Dans le détail, l'article 21 détaille l'usage des caméras-piéton des forces de police. L'objectif : permettre aux forces de l'ordre de faire plus facilement des prises de vues dans la rue, alors même que le très controversé article 24 prévoyait de rendre plus difficile pour les citoyens de filmer les forces de l'ordre en intervention. L'article 21 prévoit effectivement un accès élargi aux enregistrements des caméras-piéton, ou caméras individuelles, notamment à la police municipale et aux agents municipaux.
De son côté, l'article 22 encadre l'usage des drones de surveillance. Il autorise notamment les forces de l'ordre à effectuer des prises de vues aériennes à des fins de maintien de l'ordre, donc possiblement pour les cas d'usage dénoncés par le Conseil d'Etat et la Cnil.

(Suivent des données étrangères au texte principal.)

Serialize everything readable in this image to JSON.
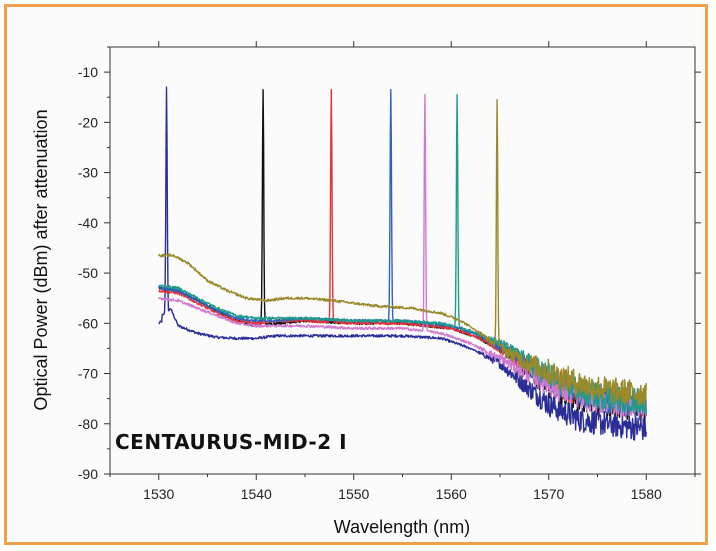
{
  "chart_data": {
    "type": "line",
    "title": "",
    "xlabel": "Wavelength (nm)",
    "ylabel": "Optical Power (dBm) after attenuation",
    "xlim": [
      1525,
      1585
    ],
    "ylim": [
      -90,
      -5
    ],
    "x_ticks": [
      1530,
      1540,
      1550,
      1560,
      1570,
      1580
    ],
    "y_ticks": [
      -90,
      -80,
      -70,
      -60,
      -50,
      -40,
      -30,
      -20,
      -10
    ],
    "grid": false,
    "legend": "none",
    "annotation": "CENTAURUS-MID-2 I",
    "series": [
      {
        "color": "#2a2e96",
        "peak_x": 1530.8,
        "peak_y": -13,
        "points": [
          [
            1530,
            -60
          ],
          [
            1530.4,
            -59.5
          ],
          [
            1531.2,
            -57
          ],
          [
            1532,
            -60.5
          ],
          [
            1534,
            -62
          ],
          [
            1536,
            -62.8
          ],
          [
            1538,
            -63
          ],
          [
            1540,
            -63
          ],
          [
            1542,
            -62.5
          ],
          [
            1545,
            -62.5
          ],
          [
            1550,
            -62.5
          ],
          [
            1555,
            -62.5
          ],
          [
            1559,
            -63
          ],
          [
            1562,
            -65
          ],
          [
            1565,
            -68
          ],
          [
            1568,
            -73
          ],
          [
            1570,
            -76
          ],
          [
            1573,
            -79
          ],
          [
            1576,
            -80
          ],
          [
            1580,
            -81
          ]
        ]
      },
      {
        "color": "#111111",
        "peak_x": 1540.7,
        "peak_y": -13.5,
        "points": [
          [
            1530,
            -53
          ],
          [
            1532,
            -53.5
          ],
          [
            1534,
            -55.5
          ],
          [
            1536,
            -57.5
          ],
          [
            1538,
            -59.5
          ],
          [
            1540,
            -60.5
          ],
          [
            1542,
            -60
          ],
          [
            1545,
            -59.5
          ],
          [
            1550,
            -60
          ],
          [
            1555,
            -60
          ],
          [
            1560,
            -61
          ],
          [
            1563,
            -63
          ],
          [
            1566,
            -66
          ],
          [
            1569,
            -71
          ],
          [
            1572,
            -74.5
          ],
          [
            1575,
            -75.5
          ],
          [
            1578,
            -76.5
          ],
          [
            1580,
            -77
          ]
        ]
      },
      {
        "color": "#e8323a",
        "peak_x": 1547.7,
        "peak_y": -13.5,
        "points": [
          [
            1530,
            -53.5
          ],
          [
            1532,
            -54
          ],
          [
            1534,
            -56
          ],
          [
            1536,
            -58
          ],
          [
            1538,
            -59.5
          ],
          [
            1540,
            -60
          ],
          [
            1542,
            -59.5
          ],
          [
            1545,
            -59.5
          ],
          [
            1550,
            -60
          ],
          [
            1555,
            -60
          ],
          [
            1560,
            -61
          ],
          [
            1563,
            -63
          ],
          [
            1566,
            -66
          ],
          [
            1569,
            -70
          ],
          [
            1572,
            -73
          ],
          [
            1575,
            -74.5
          ],
          [
            1578,
            -75.5
          ],
          [
            1580,
            -76
          ]
        ]
      },
      {
        "color": "#2f62b8",
        "peak_x": 1553.8,
        "peak_y": -13.5,
        "points": [
          [
            1530,
            -53
          ],
          [
            1532,
            -53.5
          ],
          [
            1534,
            -55.5
          ],
          [
            1536,
            -57.5
          ],
          [
            1538,
            -59
          ],
          [
            1540,
            -59.5
          ],
          [
            1542,
            -59.5
          ],
          [
            1545,
            -59
          ],
          [
            1550,
            -59.5
          ],
          [
            1555,
            -59.5
          ],
          [
            1560,
            -60.5
          ],
          [
            1563,
            -62.5
          ],
          [
            1566,
            -65.5
          ],
          [
            1569,
            -70
          ],
          [
            1572,
            -73
          ],
          [
            1575,
            -75
          ],
          [
            1578,
            -76
          ],
          [
            1580,
            -77
          ]
        ]
      },
      {
        "color": "#d07ad0",
        "peak_x": 1557.3,
        "peak_y": -14.5,
        "points": [
          [
            1530,
            -55
          ],
          [
            1532,
            -55.5
          ],
          [
            1534,
            -57
          ],
          [
            1536,
            -58.5
          ],
          [
            1538,
            -60
          ],
          [
            1540,
            -60.5
          ],
          [
            1542,
            -60.5
          ],
          [
            1545,
            -60.5
          ],
          [
            1550,
            -61
          ],
          [
            1555,
            -61
          ],
          [
            1559,
            -62
          ],
          [
            1562,
            -64
          ],
          [
            1565,
            -67
          ],
          [
            1568,
            -70
          ],
          [
            1571,
            -73
          ],
          [
            1574,
            -75
          ],
          [
            1577,
            -76
          ],
          [
            1580,
            -76.5
          ]
        ]
      },
      {
        "color": "#1f9a8c",
        "peak_x": 1560.6,
        "peak_y": -14.5,
        "points": [
          [
            1530,
            -52.5
          ],
          [
            1532,
            -53
          ],
          [
            1534,
            -55
          ],
          [
            1536,
            -57
          ],
          [
            1538,
            -58.5
          ],
          [
            1540,
            -59
          ],
          [
            1542,
            -59
          ],
          [
            1545,
            -59
          ],
          [
            1550,
            -59.5
          ],
          [
            1555,
            -59.5
          ],
          [
            1559,
            -60
          ],
          [
            1562,
            -61.5
          ],
          [
            1565,
            -64
          ],
          [
            1568,
            -68
          ],
          [
            1571,
            -71.5
          ],
          [
            1574,
            -74
          ],
          [
            1577,
            -75
          ],
          [
            1580,
            -75.5
          ]
        ]
      },
      {
        "color": "#9a8a2a",
        "peak_x": 1564.7,
        "peak_y": -15.5,
        "points": [
          [
            1530,
            -46.5
          ],
          [
            1531.5,
            -46.5
          ],
          [
            1533,
            -48
          ],
          [
            1535,
            -51.5
          ],
          [
            1537,
            -53.5
          ],
          [
            1539,
            -55
          ],
          [
            1541,
            -55.5
          ],
          [
            1543,
            -55
          ],
          [
            1545,
            -55
          ],
          [
            1548,
            -55.5
          ],
          [
            1552,
            -56.5
          ],
          [
            1556,
            -57
          ],
          [
            1559,
            -58
          ],
          [
            1561,
            -59.5
          ],
          [
            1563,
            -62
          ],
          [
            1564.3,
            -64
          ],
          [
            1566,
            -66
          ],
          [
            1568,
            -68
          ],
          [
            1571,
            -70.5
          ],
          [
            1574,
            -72.5
          ],
          [
            1577,
            -73.5
          ],
          [
            1580,
            -74
          ]
        ]
      }
    ]
  }
}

Moins controversés que l'article 24, les articles 21 et 22 sont aussi dans le viseur des associations de défense des libertés, mais aussi de l'Union européenne et de l'ONU. Ainsi, cinq rapporteurs de l'ONU ont épinglé la France au sujet de l'article 22. "L'article 22 autorisant l'utilisation de drones de surveillance au nom de la sécurité et de la lutte contre le terrorisme permettrait une surveillance étendue, en particulier des manifestants." Et de poursuivre :
"Si cette loi était appliquée, elle aurait de graves implications pour le droit à la vie privée, la liberté de réunion pacifique et la liberté d'expression dans le pays - ainsi que dans tout autre pays qui pourrait s'inspirer de cette législation."